Uma família muito rica tende a atrair oportunidades como luz atrai insetos.

Algumas excelentes.

Muitas ordinárias.

Algumas perigosas.

Quanto maior o patrimônio, maior o número de pessoas capazes de explicar por que o dono deveria financiar seus projetos. O problema deixa de ser encontrar oportunidades e passa a ser filtrá-las.

É uma mudança de fase.

Quem possui pouco capital procura acesso.

Quem possui muito precisa de filtro.

Talvez seja uma das diferenças mais importantes entre construir patrimônio e administrá-lo. Na fase de construção, a escassez costuma estar do lado das oportunidades. Você precisa produzir, vender, encontrar negócios. Quando existe patrimônio significativo, a escassez migra. Faltam boas maneiras de colocar muito dinheiro para trabalhar sem aceitar riscos desnecessários.

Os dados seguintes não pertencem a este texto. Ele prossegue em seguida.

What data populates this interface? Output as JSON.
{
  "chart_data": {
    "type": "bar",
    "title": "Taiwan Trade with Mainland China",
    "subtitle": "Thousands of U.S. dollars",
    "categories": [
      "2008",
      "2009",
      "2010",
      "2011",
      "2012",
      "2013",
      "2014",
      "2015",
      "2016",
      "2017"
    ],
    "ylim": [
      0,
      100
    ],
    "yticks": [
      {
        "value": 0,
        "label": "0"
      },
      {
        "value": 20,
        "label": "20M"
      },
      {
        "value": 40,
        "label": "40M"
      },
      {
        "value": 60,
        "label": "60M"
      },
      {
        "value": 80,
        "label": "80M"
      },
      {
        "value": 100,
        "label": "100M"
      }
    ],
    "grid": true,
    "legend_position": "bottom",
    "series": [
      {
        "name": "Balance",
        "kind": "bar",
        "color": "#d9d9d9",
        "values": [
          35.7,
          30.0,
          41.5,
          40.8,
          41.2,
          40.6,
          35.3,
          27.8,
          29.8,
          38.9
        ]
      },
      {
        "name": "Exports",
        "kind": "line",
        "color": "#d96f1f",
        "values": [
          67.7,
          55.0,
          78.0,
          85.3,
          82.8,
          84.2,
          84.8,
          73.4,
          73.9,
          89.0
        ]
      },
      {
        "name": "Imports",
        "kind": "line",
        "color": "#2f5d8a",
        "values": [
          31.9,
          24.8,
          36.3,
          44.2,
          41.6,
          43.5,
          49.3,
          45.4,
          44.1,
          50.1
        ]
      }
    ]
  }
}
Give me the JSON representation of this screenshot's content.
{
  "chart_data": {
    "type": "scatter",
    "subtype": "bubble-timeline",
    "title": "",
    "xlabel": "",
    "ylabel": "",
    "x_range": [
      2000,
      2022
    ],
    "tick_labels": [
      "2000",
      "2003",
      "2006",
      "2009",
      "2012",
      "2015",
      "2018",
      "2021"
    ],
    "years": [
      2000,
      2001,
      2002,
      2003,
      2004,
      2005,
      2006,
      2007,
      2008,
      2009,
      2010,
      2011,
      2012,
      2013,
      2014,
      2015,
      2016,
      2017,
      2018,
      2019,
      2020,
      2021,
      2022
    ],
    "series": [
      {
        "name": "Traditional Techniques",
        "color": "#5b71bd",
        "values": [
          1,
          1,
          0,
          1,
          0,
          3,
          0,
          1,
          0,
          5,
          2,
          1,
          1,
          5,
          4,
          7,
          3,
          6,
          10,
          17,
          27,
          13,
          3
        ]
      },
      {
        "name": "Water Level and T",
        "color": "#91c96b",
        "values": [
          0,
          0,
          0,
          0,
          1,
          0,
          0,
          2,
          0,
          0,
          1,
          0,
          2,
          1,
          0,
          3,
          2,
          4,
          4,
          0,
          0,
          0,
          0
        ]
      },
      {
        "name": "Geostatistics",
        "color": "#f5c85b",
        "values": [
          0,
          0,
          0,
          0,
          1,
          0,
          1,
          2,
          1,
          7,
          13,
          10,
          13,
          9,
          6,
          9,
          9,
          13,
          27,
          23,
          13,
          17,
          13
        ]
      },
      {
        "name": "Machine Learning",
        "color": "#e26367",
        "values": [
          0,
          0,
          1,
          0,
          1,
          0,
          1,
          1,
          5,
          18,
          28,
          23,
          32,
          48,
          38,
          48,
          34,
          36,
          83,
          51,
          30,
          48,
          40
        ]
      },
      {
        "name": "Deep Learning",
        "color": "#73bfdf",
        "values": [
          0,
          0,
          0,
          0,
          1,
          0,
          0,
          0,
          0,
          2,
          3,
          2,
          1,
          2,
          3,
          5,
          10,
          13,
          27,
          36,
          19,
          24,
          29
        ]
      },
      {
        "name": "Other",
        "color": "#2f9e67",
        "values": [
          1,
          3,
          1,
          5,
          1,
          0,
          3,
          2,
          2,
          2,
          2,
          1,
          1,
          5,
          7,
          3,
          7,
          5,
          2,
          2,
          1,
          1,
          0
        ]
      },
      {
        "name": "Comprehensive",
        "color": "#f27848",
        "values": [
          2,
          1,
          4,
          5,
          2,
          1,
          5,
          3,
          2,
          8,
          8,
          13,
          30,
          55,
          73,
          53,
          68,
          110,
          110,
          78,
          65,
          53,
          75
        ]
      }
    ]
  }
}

Nesse ponto, dizer não se torna economicamente produtivo.

Family offices, private banks e estruturas similares talvez sejam instituições de seleção antes de serem instituições de investimento.

Gosto dessa ideia porque ela elimina parte da pompa. Um family office não precisa ser um clube elegante onde ricos recebem apresentações em papel grosso. Deveria ser uma máquina construída para impedir que patrimônio acumulado durante décadas seja destruído por uma sucessão de decisões atraentes.

Isso exige alguma independência intelectual.

Se cada pessoa dentro da estrutura é remunerada quando uma operação acontece, a máquina terá tendência a produzir operações.

Há um conflito evidente.

O broker ganha quando fecha.

O gestor pode ganhar mais se atrair mais patrimônio.

O banker pode possuir metas sobre determinados produtos.

O advogado ganha quando existe trabalho.

O originador ganha quando o crédito é concedido.

Cada um pode ser perfeitamente honesto e ainda assim enxergar a realidade pelo prisma de sua remuneração.

Os incentivos não precisam corromper caráter para alterar percepção.

Basta que tornem certas explicações mais confortáveis que outras.

Talvez seja por isso que uma boa estrutura patrimonial precise separar, tanto quanto possível, originação de decisão.

Quem encontra a oportunidade pode defendê-la.

Alguém precisa ter permissão institucional para destruí-la.

Isso parece agressivo, mas é saudável.

Uma ideia deveria sobreviver a alguém tentando provar que está errada antes de receber dinheiro.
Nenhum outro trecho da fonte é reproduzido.